Schneier has a post about why society feels obliged to do something in the light of a terrible tragedy even if the net effect will be to make the problem worse:

But that’s not the way we think. Psychologist Scott Plous said it well in The Psychology of Judgment and Decision Making: “In very general terms: (1) The more available an event is, the more frequent or probable it will seem; (2) the more vivid a piece of information is, the more easily recalled and convincing it will be; and (3) the more salient something is, the more likely it will be to appear causal.”

So, when faced with a very available and highly vivid event like 9/11 or the Virginia Tech shootings, we overreact. And when faced with all the salient related events, we assume causality. We pass the Patriot Act. We think if we give guns out to students, or maybe make it harder for students to get guns, we’ll have solved the problem.
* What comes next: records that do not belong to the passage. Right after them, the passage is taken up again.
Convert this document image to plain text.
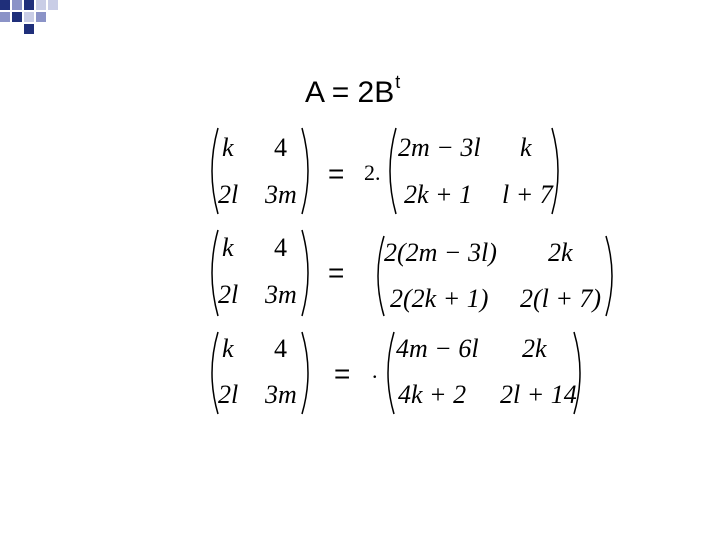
$A = 2B^t$
k 4
2l 3m
= 2.
2m − 3l k
2k + 1 l + 7
k 4
2l 3m
=
2(2m − 3l) 2k
2(2k + 1) 2(l + 7)
k 4
2l 3m
= .
4m − 6l 2k
4k + 2 2l + 14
We don’t let our children go to playgrounds unsupervised. We stay out of the ocean because we read about a shark attack somewhere.

Availability Heuristic is a common cognitive bias in which people will overestimate the likelihood of an event if they had been asked to visualize the event previously:

In one experiment that occurred before the 1976 US Presidential election, participants were asked simply to imagine Gerald Ford winning the upcoming election. Those who were asked to do this subsequently viewed Ford as being significantly more likely to win the upcoming election, and vice versa for participants that had been asked to imagine Jimmy Carter [Carroll, 1978]. Analogous results were found with vivid versus pallid descriptions of outcomes in other experiments.

This problem seems to be becoming more pronounced in western society because we no longer need to actively imagine the event. The rise of sensationalistic 24 hour news networks that provide saturation coverage of the most unusual tragedies are priming the pump for availability heuristic in their viewers and this leads to a public outcry that politicians feel obliged to act upon.